When I was in college, an MO professor noticed that there were a surprising number of alumnae from my high school in her grad school.
“What did your bais Yaakov do wrong,” she asked, “That so many of you are pursuing an excellent higher education in something that isn’t OT/PT/Speech therapy?”
My initial reaction was bafflement. What was wrong with getting a masters in software engineering? But then I realized that she had a point: almost no other bais Yaakov was represented in the program.
“Well,” I mused aloud, “There was always a strong emphasis on academic excellence. We were always driven to do well in whatever we did, and during high school, that was mostly about grades.”
In fact, so closely did they monitor our grades that a friend of mine was called into the principal’s office because her secular grades were so much higher than her Judaic ones.
The catch, though, is that challenging, academically inclined high schools like mine struggle with the long-term message they send their students.
On the one hand, they want students vigorously engaged in their studies in high school, because they should be learning as much Judaica as you can cram into them while you still can. Also, it keeps them busy and out of trouble.

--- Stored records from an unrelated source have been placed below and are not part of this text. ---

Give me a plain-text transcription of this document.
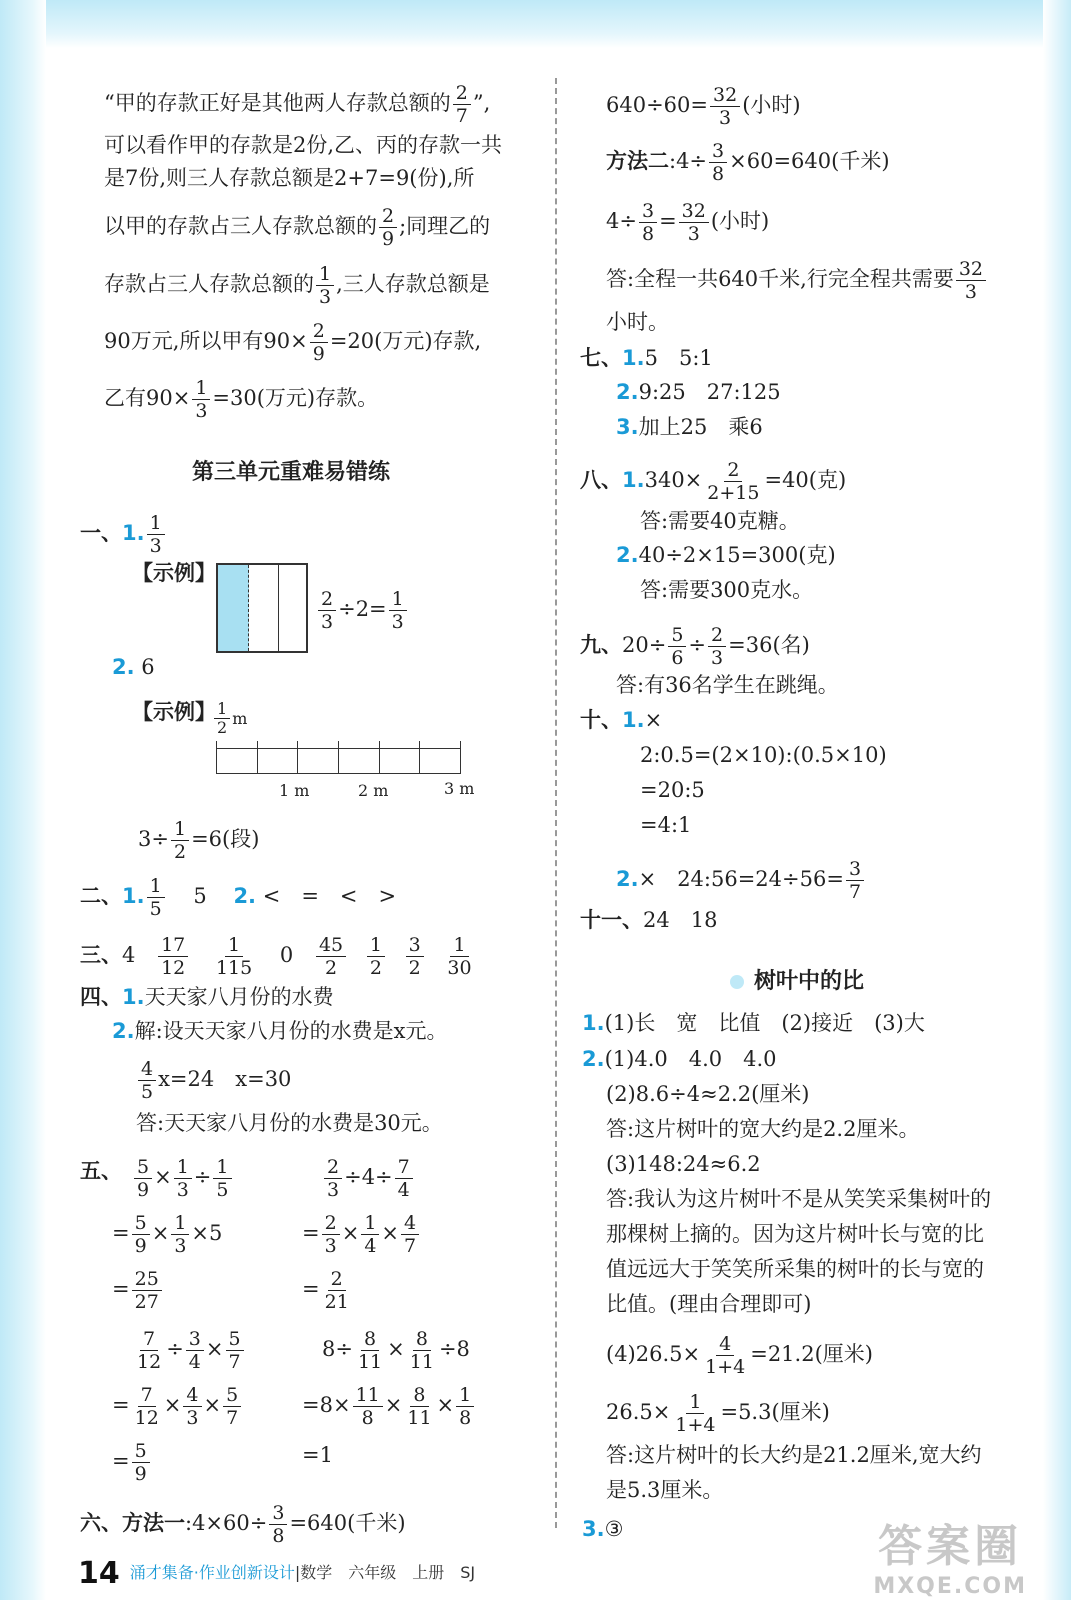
“甲的存款正好是其他两人存款总额的 $\frac{2}{7}$ ”,
可以看作甲的存款是2份,乙、丙的存款一共
是7份,则三人存款总额是2+7=9(份),所
以甲的存款占三人存款总额的 $\frac{2}{9}$ ;同理乙的
存款占三人存款总额的 $\frac{1}{3}$ ,三人存款总额是
90万元,所以甲有$90\times \frac{2}{9} =20$(万元)存款,
乙有$90\times \frac{1}{3} =30$(万元)存款。
第三单元重难易错练
一、1. $\frac{1}{3}$
【示例】
$\frac{2}{3} \div 2= \frac{1}{3}$
2. 6
【示例】
$\frac{1}{2}$ m
1 m	2 m	3 m
$3\div \frac{1}{2} =6$(段)
二、1. $\frac{1}{5} 5$ 2. <　=　<　>
三、$4 \frac{17}{12}$
$\frac{1}{115} 0 \frac{45}{2}$
$\frac{1}{2}$
$\frac{3}{2}$
$\frac{1}{30}$
四、1.天天家八月份的水费
2.解:设天天家八月份的水费是x元。
$\frac{4}{5} x=24$　x=30
答:天天家八月份的水费是30元。
五、 $\frac{5}{9} \times \frac{1}{3} \div \frac{1}{5}$
= $\frac{5}{9} \times \frac{1}{3} \times 5$
= $\frac{25}{27}$
$\frac{2}{3} \div 4\div \frac{7}{4}$
= $\frac{2}{3} \times \frac{1}{4} \times \frac{4}{7}$
= $\frac{2}{21}$
$\frac{7}{12} \div \frac{3}{4} \times \frac{5}{7}$
= $\frac{7}{12} \times \frac{4}{3} \times \frac{5}{7}$
= $\frac{5}{9}$
$8\div \frac{8}{11} \times \frac{8}{11} \div 8$
$=8\times \frac{11}{8} \times \frac{8}{11} \times \frac{1}{8}$
=1
六、方法一:4×60÷ $\frac{3}{8} =640$(千米)
$640\div 60= \frac{32}{3}$ (小时)
方法二:4÷ $\frac{3}{8} \times 60=640$(千米)
$4\div \frac{3}{8} = \frac{32}{3}$ (小时)
答:全程一共640千米,行完全程共需要 $\frac{32}{3}$
小时。
七、1.5　5:1
2.9:25　27:125
3.加上25　乘6
八、$1.340\times \frac{2}{2+15} =40$(克)
答:需要40克糖。
2.40÷2×15=300(克)
答:需要300克水。
九、$20\div \frac{5}{6} \div \frac{2}{3} =36$(名)
答:有36名学生在跳绳。
十、1.×
2:0.5=(2×10):(0.5×10)
=20:5
=4:1
2.×　24:56=24÷56= $\frac{3}{7}$
十一、24　18
树叶中的比
1.(1)长　宽　比值　(2)接近　(3)大
2.(1)4.0　4.0　4.0
(2)8.6÷4≈2.2(厘米)
答:这片树叶的宽大约是2.2厘米。
(3)148:24≈6.2
答:我认为这片树叶不是从笑笑采集树叶的
那棵树上摘的。因为这片树叶长与宽的比
值远远大于笑笑所采集的树叶的长与宽的
比值。(理由合理即可)
$(4)26.5\times \frac{4}{1+4} =21.2$(厘米)
$26.5\times \frac{1}{1+4} =5.3$(厘米)
答:这片树叶的长大约是21.2厘米,宽大约
是5.3厘米。
3.③
14 涌才集备·作业创新设计|数学　六年级　上册　SJ
答案圈
MXQE.COM
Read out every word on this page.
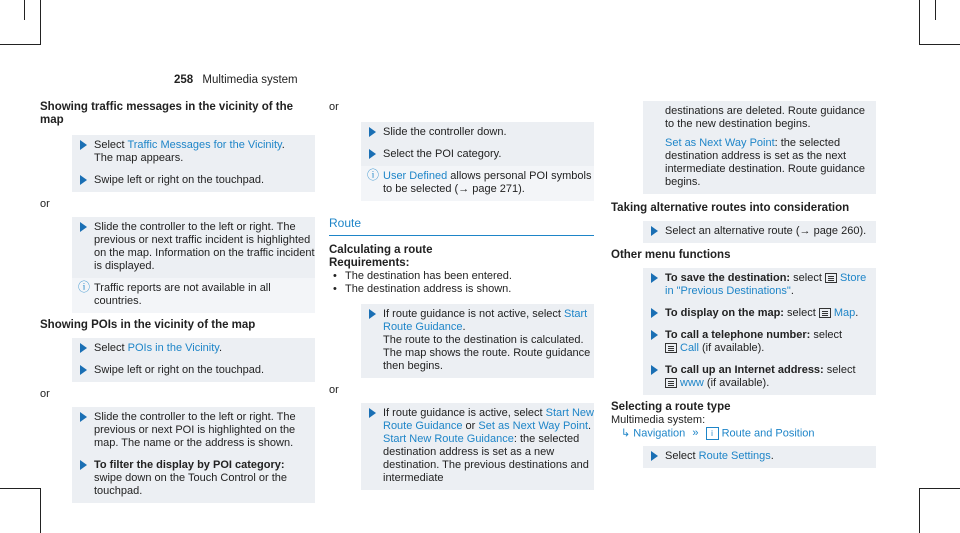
258 Multimedia system
Showing traffic messages in the vicinity of the map
Select Traffic Messages for the Vicinity.
The map appears.
Swipe left or right on the touchpad.
or
Slide the controller to the left or right. The previous or next traffic incident is highlighted on the map. Information on the traffic incident is displayed.
ⓘ Traffic reports are not available in all countries.
Showing POIs in the vicinity of the map
Select POIs in the Vicinity.
Swipe left or right on the touchpad.
or
Slide the controller to the left or right. The previous or next POI is highlighted on the map. The name or the address is shown.
To filter the display by POI category: swipe down on the Touch Control or the touchpad.
or
Slide the controller down.
Select the POI category.
ⓘ User Defined allows personal POI symbols to be selected (→ page 271).
Route
Calculating a route
Requirements:
• The destination has been entered.
• The destination address is shown.
If route guidance is not active, select Start Route Guidance.
The route to the destination is calculated. The map shows the route. Route guidance then begins.
or
If route guidance is active, select Start New Route Guidance or Set as Next Way Point.
Start New Route Guidance: the selected destination address is set as a new destination. The previous destinations and intermediate
destinations are deleted. Route guidance to the new destination begins.

Set as Next Way Point: the selected destination address is set as the next intermediate destination. Route guidance begins.
Taking alternative routes into consideration
Select an alternative route (→ page 260).
Other menu functions
To save the destination: select Store in "Previous Destinations".
To display on the map: select Map.
To call a telephone number: select
Call (if available).
To call up an Internet address: select
www (if available).
Selecting a route type
Multimedia system:
↳ Navigation » i Route and Position
Select Route Settings.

Also, you want them to be able to sustain a kollel lifestyle, so some form of preparation for higher education is necessary.
But after they graduate, you don’t want them pursuing long courses of study, like medical school or PhDs. They should be striving to get married and settle down quickly, before they have too much chance to stray. And long amounts of time spent in a non-religious academic setting is just setting them up for straying. A short, practical course of study is preferred.
This tension came to the forefront at a recent event for single alumnae at a local, highly driven and academic girls high school. The topic turned to what to tell prospective mothers-in-law who call to do research about your friend.
“What if we get asked about her bad grades?” a student asked.
The teachers on the panel poo-poo’d the significance of bad grades. “Will good grades help her bake challah?”
“So, after all that, we’re only worth our ability to bake challah? Why do they emphasize the importance of a good education — including secular higher education — for four years of high school, and then minimize its importance once we graduate?” one student fumed. “How is that not some kind of double standard?”
You’d think, at least, they would have found time for one practical Home Ec class that included challah baking. After all, women’s colleges before the 1960s were also there to produce overqualified housewives. But at least you could major in Home Economics!
Other students were more phlegmatic about it.
“If I’m still single in five, ten, or twenty years,” an alumnus said, “It won’t be because I don’t make the best goshdarned challah you could ever hope to taste.”